Вдруг Силантий увидел, что им навстречу шагает чернец. Он появился из ниоткуда, словно был порождением прошлой ночи, ее грешным плодом; а возможно, это ночь укрылась в его темной пыльной рясе до следующего дня. Вот встряхнет монах одеянием, и темнота вновь постепенно окутает землю: сначала лес, потом ручеек, а затем и поляну.
Монах шел не спеша, чуть прихрамывая, без интереса поглядывая на приближающихся путников. Высоченный и сгорбленный, он походил на жердь, обряженную в монашеское платье. Вся фигура его выражала покорность, даже колени слегка согнуты, готовые продолжить прерванный разговор с богом. Только взгляд у него был шальной и никак не хотел соответствовать униженному виду монаха.
— Милостыню не подадите? — Чернец остановился как раз напротив Силантия и внимательно посмотрел на путника.
Чеканщик поежился: таким голосом не милостыню просить, а с кистенем на большой дороге стоять.
— Пойми, добрый человек, нет у нас ничего. С острога идем. То, что было, на прокорм пошло да караульщики забрали, так что не обессудь.
— За что в остроге сидели, странники? — поинтересовался монах. — Неужно ограбили кого?
— Не грабили мы никого, мил человек, — в голос ответили мастеровые. — Служили мы на Монетном дворе у боярина Федора Воронцова, а тот вор оказался, монеты у себя в подворье делал. Вот за то и поплатились, что рядом с ним были.

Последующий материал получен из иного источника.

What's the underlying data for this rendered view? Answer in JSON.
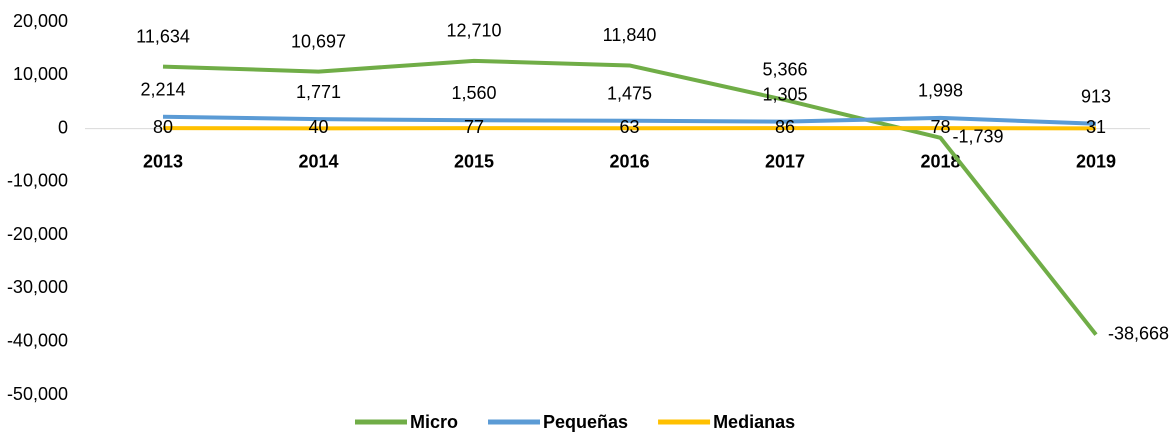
{
  "chart_data": {
    "type": "line",
    "categories": [
      "2013",
      "2014",
      "2015",
      "2016",
      "2017",
      "2018",
      "2019"
    ],
    "series": [
      {
        "name": "Micro",
        "color": "#70ad47",
        "values": [
          11634,
          10697,
          12710,
          11840,
          5366,
          -1739,
          -38668
        ],
        "value_labels": [
          "11,634",
          "10,697",
          "12,710",
          "11,840",
          "5,366",
          "-1,739",
          "-38,668"
        ]
      },
      {
        "name": "Pequeñas",
        "color": "#5b9bd5",
        "values": [
          2214,
          1771,
          1560,
          1475,
          1305,
          1998,
          913
        ],
        "value_labels": [
          "2,214",
          "1,771",
          "1,560",
          "1,475",
          "1,305",
          "1,998",
          "913"
        ]
      },
      {
        "name": "Medianas",
        "color": "#ffc000",
        "values": [
          80,
          40,
          77,
          63,
          86,
          78,
          31
        ],
        "value_labels": [
          "80",
          "40",
          "77",
          "63",
          "86",
          "78",
          "31"
        ]
      }
    ],
    "ylim": [
      -50000,
      20000
    ],
    "yticks": [
      {
        "value": -50000,
        "label": "-50,000"
      },
      {
        "value": -40000,
        "label": "-40,000"
      },
      {
        "value": -30000,
        "label": "-30,000"
      },
      {
        "value": -20000,
        "label": "-20,000"
      },
      {
        "value": -10000,
        "label": "-10,000"
      },
      0,
      {
        "value": 10000,
        "label": "10,000"
      },
      {
        "value": 20000,
        "label": "20,000"
      }
    ],
    "grid": false,
    "legend": "bottom"
  }
}
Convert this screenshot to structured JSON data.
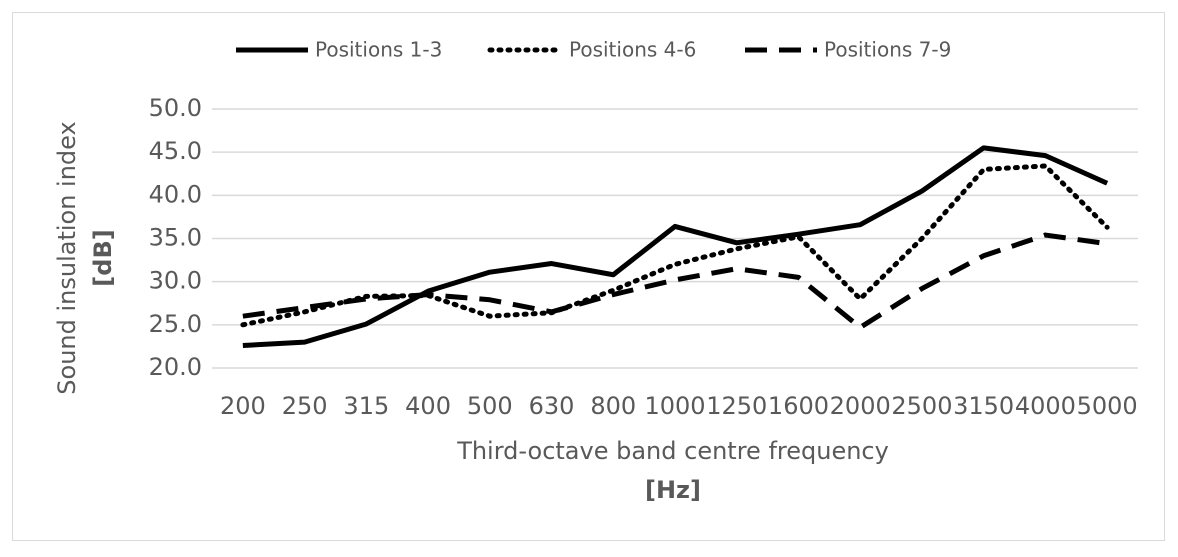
{
  "chart_data": {
    "type": "line",
    "y_label": "Sound insulation index",
    "y_unit": "[dB]",
    "x_label": "Third-octave band centre frequency",
    "x_unit": "[Hz]",
    "categories": [
      "200",
      "250",
      "315",
      "400",
      "500",
      "630",
      "800",
      "1000",
      "1250",
      "1600",
      "2000",
      "2500",
      "3150",
      "4000",
      "5000"
    ],
    "series": [
      {
        "name": "Positions 1-3",
        "color": "#000000",
        "dash": "solid",
        "values": [
          22.6,
          23.0,
          25.1,
          28.9,
          31.1,
          32.1,
          30.8,
          36.4,
          34.5,
          35.5,
          36.6,
          40.5,
          45.5,
          44.6,
          41.4
        ]
      },
      {
        "name": "Positions 4-6",
        "color": "#000000",
        "dash": "dotted",
        "values": [
          25.0,
          26.5,
          28.3,
          28.4,
          26.0,
          26.4,
          29.0,
          32.0,
          33.8,
          35.2,
          28.0,
          35.0,
          43.0,
          43.4,
          36.3
        ]
      },
      {
        "name": "Positions 7-9",
        "color": "#000000",
        "dash": "dashed",
        "values": [
          26.0,
          27.0,
          28.0,
          28.5,
          27.9,
          26.5,
          28.5,
          30.2,
          31.5,
          30.5,
          24.7,
          29.2,
          33.0,
          35.4,
          34.4
        ]
      }
    ],
    "ylim": [
      20,
      50
    ],
    "yticks": [
      {
        "value": 20,
        "label": "20.0"
      },
      {
        "value": 25,
        "label": "25.0"
      },
      {
        "value": 30,
        "label": "30.0"
      },
      {
        "value": 35,
        "label": "35.0"
      },
      {
        "value": 40,
        "label": "40.0"
      },
      {
        "value": 45,
        "label": "45.0"
      },
      {
        "value": 50,
        "label": "50.0"
      }
    ],
    "grid": true,
    "legend": "top"
  }
}
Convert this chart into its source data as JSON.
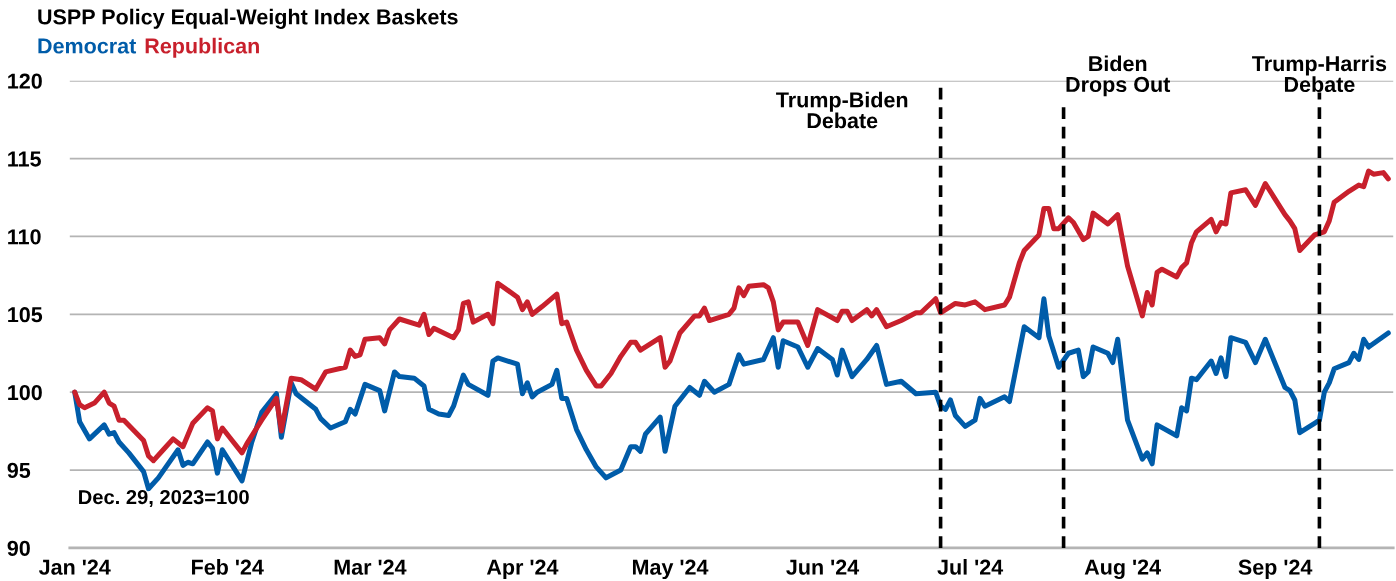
{
  "chart_data": {
    "type": "line",
    "title": "USPP Policy Equal-Weight Index Baskets",
    "annotations": [
      "Dec. 29, 2023=100"
    ],
    "legend": "top left",
    "grid": "y",
    "marker": "none",
    "line_style": "solid",
    "xlim": [
      "2023-12-31",
      "2024-09-25"
    ],
    "xticks": [
      {
        "value": "2024-01-01",
        "label": "Jan '24"
      },
      {
        "value": "2024-02-01",
        "label": "Feb '24"
      },
      {
        "value": "2024-03-01",
        "label": "Mar '24"
      },
      {
        "value": "2024-04-01",
        "label": "Apr '24"
      },
      {
        "value": "2024-05-01",
        "label": "May '24"
      },
      {
        "value": "2024-06-01",
        "label": "Jun '24"
      },
      {
        "value": "2024-07-01",
        "label": "Jul '24"
      },
      {
        "value": "2024-08-01",
        "label": "Aug '24"
      },
      {
        "value": "2024-09-01",
        "label": "Sep '24"
      }
    ],
    "ylim": [
      90,
      120
    ],
    "yticks": [
      90,
      95,
      100,
      105,
      110,
      115,
      120
    ],
    "ref_lines": [
      {
        "axis": "x",
        "value": "2024-06-25",
        "label": "Trump-Biden\nDebate",
        "color": "#000000",
        "line_style": "dashed"
      },
      {
        "axis": "x",
        "value": "2024-07-20",
        "label": "Biden\nDrops Out",
        "color": "#000000",
        "line_style": "dashed"
      },
      {
        "axis": "x",
        "value": "2024-09-10",
        "label": "Trump-Harris\nDebate",
        "color": "#000000",
        "line_style": "dashed"
      }
    ],
    "series": [
      {
        "name": "Democrat",
        "color": "#005ca9",
        "x": [
          "2024-01-01",
          "2024-01-02",
          "2024-01-04",
          "2024-01-07",
          "2024-01-08",
          "2024-01-09",
          "2024-01-10",
          "2024-01-12",
          "2024-01-15",
          "2024-01-16",
          "2024-01-18",
          "2024-01-22",
          "2024-01-23",
          "2024-01-24",
          "2024-01-25",
          "2024-01-28",
          "2024-01-29",
          "2024-01-30",
          "2024-01-31",
          "2024-02-04",
          "2024-02-06",
          "2024-02-08",
          "2024-02-11",
          "2024-02-12",
          "2024-02-14",
          "2024-02-15",
          "2024-02-19",
          "2024-02-20",
          "2024-02-22",
          "2024-02-25",
          "2024-02-26",
          "2024-02-27",
          "2024-02-29",
          "2024-03-03",
          "2024-03-04",
          "2024-03-06",
          "2024-03-07",
          "2024-03-10",
          "2024-03-12",
          "2024-03-13",
          "2024-03-15",
          "2024-03-17",
          "2024-03-18",
          "2024-03-20",
          "2024-03-21",
          "2024-03-25",
          "2024-03-26",
          "2024-03-27",
          "2024-03-31",
          "2024-04-01",
          "2024-04-02",
          "2024-04-03",
          "2024-04-04",
          "2024-04-07",
          "2024-04-08",
          "2024-04-09",
          "2024-04-10",
          "2024-04-12",
          "2024-04-14",
          "2024-04-16",
          "2024-04-18",
          "2024-04-21",
          "2024-04-23",
          "2024-04-24",
          "2024-04-25",
          "2024-04-26",
          "2024-04-29",
          "2024-04-30",
          "2024-05-02",
          "2024-05-05",
          "2024-05-07",
          "2024-05-08",
          "2024-05-10",
          "2024-05-13",
          "2024-05-15",
          "2024-05-16",
          "2024-05-20",
          "2024-05-22",
          "2024-05-23",
          "2024-05-24",
          "2024-05-27",
          "2024-05-29",
          "2024-05-31",
          "2024-06-03",
          "2024-06-04",
          "2024-06-05",
          "2024-06-07",
          "2024-06-10",
          "2024-06-12",
          "2024-06-14",
          "2024-06-17",
          "2024-06-20",
          "2024-06-24",
          "2024-06-25",
          "2024-06-26",
          "2024-06-27",
          "2024-06-28",
          "2024-06-30",
          "2024-07-02",
          "2024-07-03",
          "2024-07-04",
          "2024-07-08",
          "2024-07-09",
          "2024-07-12",
          "2024-07-15",
          "2024-07-16",
          "2024-07-17",
          "2024-07-19",
          "2024-07-21",
          "2024-07-23",
          "2024-07-24",
          "2024-07-25",
          "2024-07-26",
          "2024-07-29",
          "2024-07-30",
          "2024-07-31",
          "2024-08-02",
          "2024-08-05",
          "2024-08-06",
          "2024-08-07",
          "2024-08-08",
          "2024-08-12",
          "2024-08-13",
          "2024-08-14",
          "2024-08-15",
          "2024-08-16",
          "2024-08-19",
          "2024-08-20",
          "2024-08-21",
          "2024-08-22",
          "2024-08-23",
          "2024-08-26",
          "2024-08-28",
          "2024-08-30",
          "2024-09-03",
          "2024-09-04",
          "2024-09-05",
          "2024-09-06",
          "2024-09-09",
          "2024-09-10",
          "2024-09-11",
          "2024-09-12",
          "2024-09-13",
          "2024-09-16",
          "2024-09-17",
          "2024-09-18",
          "2024-09-19",
          "2024-09-20",
          "2024-09-24"
        ],
        "values": [
          100,
          98.1,
          97.0,
          97.9,
          97.3,
          97.4,
          96.8,
          96.1,
          94.9,
          93.8,
          94.5,
          96.3,
          95.3,
          95.5,
          95.4,
          96.8,
          96.4,
          94.8,
          96.3,
          94.3,
          96.8,
          98.7,
          99.9,
          97.1,
          100.6,
          99.9,
          98.9,
          98.3,
          97.7,
          98.1,
          98.9,
          98.6,
          100.5,
          100.1,
          98.8,
          101.3,
          101.0,
          100.9,
          100.4,
          98.9,
          98.6,
          98.5,
          99.1,
          101.1,
          100.5,
          99.8,
          102.0,
          102.2,
          101.8,
          99.9,
          100.6,
          99.7,
          100.0,
          100.5,
          101.4,
          99.6,
          99.6,
          97.6,
          96.3,
          95.2,
          94.5,
          95.0,
          96.5,
          96.5,
          96.2,
          97.3,
          98.4,
          96.2,
          99.1,
          100.3,
          99.8,
          100.7,
          100.0,
          100.5,
          102.4,
          101.8,
          102.1,
          103.5,
          101.6,
          103.3,
          102.9,
          101.6,
          102.8,
          102.1,
          101.1,
          102.7,
          101.0,
          102.1,
          103.0,
          100.5,
          100.7,
          99.9,
          100.0,
          99.1,
          98.9,
          99.5,
          98.5,
          97.8,
          98.2,
          99.6,
          99.1,
          99.7,
          99.4,
          104.2,
          103.5,
          106.0,
          103.6,
          101.6,
          102.5,
          102.7,
          101.0,
          101.3,
          102.9,
          102.5,
          101.9,
          103.4,
          98.2,
          95.7,
          96.1,
          95.4,
          97.9,
          97.2,
          99.0,
          98.8,
          100.9,
          100.8,
          102.0,
          101.2,
          102.2,
          101.0,
          103.5,
          103.2,
          101.9,
          103.4,
          100.3,
          100.1,
          99.5,
          97.4,
          98.0,
          98.2,
          100.0,
          100.6,
          101.5,
          101.9,
          102.5,
          102.1,
          103.4,
          102.9,
          103.8
        ]
      },
      {
        "name": "Republican",
        "color": "#c8202c",
        "x": [
          "2024-01-01",
          "2024-01-02",
          "2024-01-03",
          "2024-01-05",
          "2024-01-07",
          "2024-01-08",
          "2024-01-09",
          "2024-01-10",
          "2024-01-11",
          "2024-01-15",
          "2024-01-16",
          "2024-01-17",
          "2024-01-19",
          "2024-01-21",
          "2024-01-23",
          "2024-01-25",
          "2024-01-28",
          "2024-01-29",
          "2024-01-30",
          "2024-01-31",
          "2024-02-02",
          "2024-02-04",
          "2024-02-05",
          "2024-02-08",
          "2024-02-11",
          "2024-02-12",
          "2024-02-14",
          "2024-02-16",
          "2024-02-19",
          "2024-02-21",
          "2024-02-25",
          "2024-02-26",
          "2024-02-27",
          "2024-02-28",
          "2024-02-29",
          "2024-03-03",
          "2024-03-04",
          "2024-03-05",
          "2024-03-07",
          "2024-03-11",
          "2024-03-12",
          "2024-03-13",
          "2024-03-14",
          "2024-03-18",
          "2024-03-19",
          "2024-03-20",
          "2024-03-21",
          "2024-03-22",
          "2024-03-25",
          "2024-03-26",
          "2024-03-27",
          "2024-03-31",
          "2024-04-01",
          "2024-04-02",
          "2024-04-03",
          "2024-04-05",
          "2024-04-08",
          "2024-04-09",
          "2024-04-10",
          "2024-04-12",
          "2024-04-14",
          "2024-04-16",
          "2024-04-17",
          "2024-04-19",
          "2024-04-21",
          "2024-04-23",
          "2024-04-24",
          "2024-04-25",
          "2024-04-29",
          "2024-04-30",
          "2024-05-01",
          "2024-05-03",
          "2024-05-06",
          "2024-05-07",
          "2024-05-08",
          "2024-05-09",
          "2024-05-13",
          "2024-05-14",
          "2024-05-15",
          "2024-05-16",
          "2024-05-17",
          "2024-05-20",
          "2024-05-21",
          "2024-05-22",
          "2024-05-23",
          "2024-05-24",
          "2024-05-27",
          "2024-05-29",
          "2024-05-31",
          "2024-06-04",
          "2024-06-05",
          "2024-06-06",
          "2024-06-07",
          "2024-06-10",
          "2024-06-11",
          "2024-06-12",
          "2024-06-14",
          "2024-06-17",
          "2024-06-20",
          "2024-06-21",
          "2024-06-24",
          "2024-06-25",
          "2024-06-28",
          "2024-06-30",
          "2024-07-02",
          "2024-07-04",
          "2024-07-08",
          "2024-07-09",
          "2024-07-11",
          "2024-07-12",
          "2024-07-15",
          "2024-07-16",
          "2024-07-17",
          "2024-07-18",
          "2024-07-19",
          "2024-07-21",
          "2024-07-22",
          "2024-07-24",
          "2024-07-25",
          "2024-07-26",
          "2024-07-29",
          "2024-07-31",
          "2024-08-02",
          "2024-08-05",
          "2024-08-06",
          "2024-08-07",
          "2024-08-08",
          "2024-08-09",
          "2024-08-12",
          "2024-08-13",
          "2024-08-14",
          "2024-08-15",
          "2024-08-16",
          "2024-08-19",
          "2024-08-20",
          "2024-08-21",
          "2024-08-22",
          "2024-08-23",
          "2024-08-26",
          "2024-08-28",
          "2024-08-30",
          "2024-09-03",
          "2024-09-04",
          "2024-09-05",
          "2024-09-06",
          "2024-09-09",
          "2024-09-11",
          "2024-09-12",
          "2024-09-13",
          "2024-09-16",
          "2024-09-18",
          "2024-09-19",
          "2024-09-20",
          "2024-09-21",
          "2024-09-23",
          "2024-09-24"
        ],
        "values": [
          100,
          99.2,
          99.0,
          99.3,
          100.0,
          99.3,
          99.1,
          98.2,
          98.2,
          96.9,
          95.9,
          95.6,
          96.3,
          97.0,
          96.5,
          98.0,
          99.0,
          98.8,
          97.0,
          97.7,
          96.9,
          96.1,
          96.7,
          98.2,
          99.6,
          97.5,
          100.9,
          100.8,
          100.2,
          101.3,
          101.6,
          102.7,
          102.3,
          102.4,
          103.4,
          103.5,
          103.1,
          104.0,
          104.7,
          104.3,
          105.0,
          103.7,
          104.1,
          103.5,
          104.0,
          105.7,
          105.8,
          104.5,
          105.0,
          104.4,
          107.0,
          106.1,
          105.3,
          105.8,
          105.0,
          105.5,
          106.3,
          104.4,
          104.5,
          102.7,
          101.4,
          100.4,
          100.4,
          101.2,
          102.3,
          103.2,
          103.2,
          102.7,
          103.5,
          101.6,
          102.0,
          103.8,
          104.9,
          104.9,
          105.4,
          104.6,
          105.0,
          105.4,
          106.7,
          106.2,
          106.8,
          106.9,
          106.7,
          105.8,
          104.0,
          104.5,
          104.5,
          103.0,
          105.3,
          104.6,
          105.2,
          105.2,
          104.6,
          105.3,
          104.9,
          105.3,
          104.2,
          104.6,
          105.1,
          105.1,
          106.0,
          105.1,
          105.7,
          105.6,
          105.8,
          105.3,
          105.6,
          106.1,
          108.3,
          109.1,
          110.1,
          111.8,
          111.8,
          110.5,
          110.5,
          111.2,
          110.9,
          109.8,
          110.0,
          111.5,
          110.8,
          111.4,
          108.1,
          104.9,
          106.4,
          105.6,
          107.7,
          107.9,
          107.4,
          108.0,
          108.3,
          109.6,
          110.3,
          111.1,
          110.3,
          110.9,
          110.8,
          112.8,
          113.0,
          112.0,
          113.4,
          111.4,
          111.0,
          110.5,
          109.1,
          110.1,
          110.3,
          111.0,
          112.2,
          112.9,
          113.3,
          113.2,
          114.2,
          114.0,
          114.1,
          113.7
        ]
      }
    ]
  }
}
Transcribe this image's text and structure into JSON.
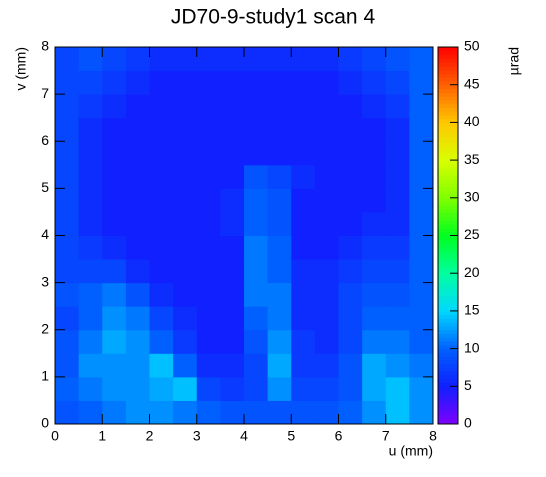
{
  "chart_data": {
    "type": "heatmap",
    "title": "JD70-9-study1 scan 4",
    "x_label": "u (mm)",
    "y_label": "v (mm)",
    "colorbar_label": "µrad",
    "xbins": [
      0,
      0.5,
      1,
      1.5,
      2,
      2.5,
      3,
      3.5,
      4,
      4.5,
      5,
      5.5,
      6,
      6.5,
      7,
      7.5,
      8
    ],
    "ybins": [
      0,
      0.5,
      1,
      1.5,
      2,
      2.5,
      3,
      3.5,
      4,
      4.5,
      5,
      5.5,
      6,
      6.5,
      7,
      7.5,
      8
    ],
    "values": [
      [
        9,
        10,
        11,
        12,
        12,
        11,
        10,
        9,
        9,
        9,
        9,
        9,
        10,
        12,
        14,
        12
      ],
      [
        10,
        11,
        12,
        12,
        13,
        14,
        8,
        7,
        8,
        12,
        8,
        8,
        9,
        13,
        14,
        12
      ],
      [
        9,
        12,
        12,
        12,
        14,
        10,
        6,
        6,
        8,
        13,
        7,
        7,
        9,
        13,
        12,
        11
      ],
      [
        9,
        11,
        13,
        12,
        10,
        7,
        5,
        5,
        9,
        12,
        7,
        6,
        8,
        11,
        11,
        10
      ],
      [
        8,
        10,
        12,
        11,
        8,
        6,
        5,
        5,
        10,
        11,
        6,
        6,
        8,
        10,
        10,
        10
      ],
      [
        9,
        10,
        11,
        9,
        6,
        5,
        5,
        5,
        11,
        11,
        6,
        6,
        8,
        9,
        9,
        10
      ],
      [
        8,
        8,
        8,
        6,
        5,
        5,
        5,
        5,
        11,
        10,
        6,
        6,
        7,
        8,
        8,
        10
      ],
      [
        8,
        7,
        6,
        5,
        5,
        5,
        5,
        5,
        11,
        10,
        5,
        5,
        6,
        7,
        7,
        10
      ],
      [
        8,
        6,
        5,
        5,
        5,
        5,
        5,
        6,
        10,
        9,
        5,
        5,
        5,
        6,
        6,
        10
      ],
      [
        8,
        6,
        5,
        5,
        5,
        5,
        5,
        6,
        10,
        9,
        5,
        5,
        5,
        5,
        6,
        10
      ],
      [
        8,
        6,
        5,
        5,
        5,
        5,
        5,
        5,
        9,
        8,
        6,
        5,
        5,
        5,
        6,
        10
      ],
      [
        8,
        6,
        5,
        5,
        5,
        5,
        5,
        5,
        5,
        5,
        5,
        5,
        5,
        5,
        6,
        10
      ],
      [
        8,
        6,
        5,
        5,
        5,
        5,
        5,
        5,
        5,
        5,
        5,
        5,
        5,
        5,
        6,
        10
      ],
      [
        8,
        7,
        6,
        5,
        5,
        5,
        5,
        5,
        5,
        5,
        5,
        5,
        5,
        6,
        7,
        10
      ],
      [
        8,
        8,
        7,
        6,
        5,
        5,
        5,
        5,
        5,
        5,
        5,
        5,
        6,
        7,
        8,
        10
      ],
      [
        8,
        9,
        8,
        7,
        6,
        6,
        6,
        6,
        6,
        6,
        6,
        6,
        7,
        8,
        9,
        10
      ]
    ],
    "xlim": [
      0,
      8
    ],
    "ylim": [
      0,
      8
    ],
    "zlim": [
      0,
      50
    ],
    "xticks": [
      0,
      1,
      2,
      3,
      4,
      5,
      6,
      7,
      8
    ],
    "yticks": [
      0,
      1,
      2,
      3,
      4,
      5,
      6,
      7,
      8
    ],
    "zticks": [
      0,
      5,
      10,
      15,
      20,
      25,
      30,
      35,
      40,
      45,
      50
    ],
    "colorscale": [
      "#8000ff",
      "#1020ff",
      "#0060ff",
      "#00d8ff",
      "#00ffa0",
      "#00ff20",
      "#80ff00",
      "#d8ff00",
      "#ffc800",
      "#ff6000",
      "#ff0000"
    ]
  }
}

— Ишь ты! Страдальцы, стало быть, — посочувствовал монах.
— Как есть страдальцы, — отозвался Нестер.
— А куда путь держите?
— Да сами еще не знаем, милой человек. Видать, туда, куда глаза укажут.
— Хм… И не боитесь? Грабят сейчас на дорогах, а то и вовсе могут живота лишить. Вот выйдет такой, как я, да и отберет все! Вы про Яшку Хромого слышали?
— Как же не слыхать? Конечно, слыхали! Только видеть его не доводилось. Лютует он, говорят.
— Лютует, — печально соглашался монах. — Находит на него такое. — И, зыркнув бесовскими глазами, добавил: — А ведь я и есть тот самый Яшка Хромой… Что? Испугались? — с довольным видом разглядывал он опешивших путников. — Эй, Балда, поди сюда! — И тотчас из кустов навстречу Нестеру шагнул детина величественного роста, огромный и лохматый, как медведь. — Обыщи-ка их. Чудится мне, что не сполна они исповедались перед иноком. Может, под портками чего утаили?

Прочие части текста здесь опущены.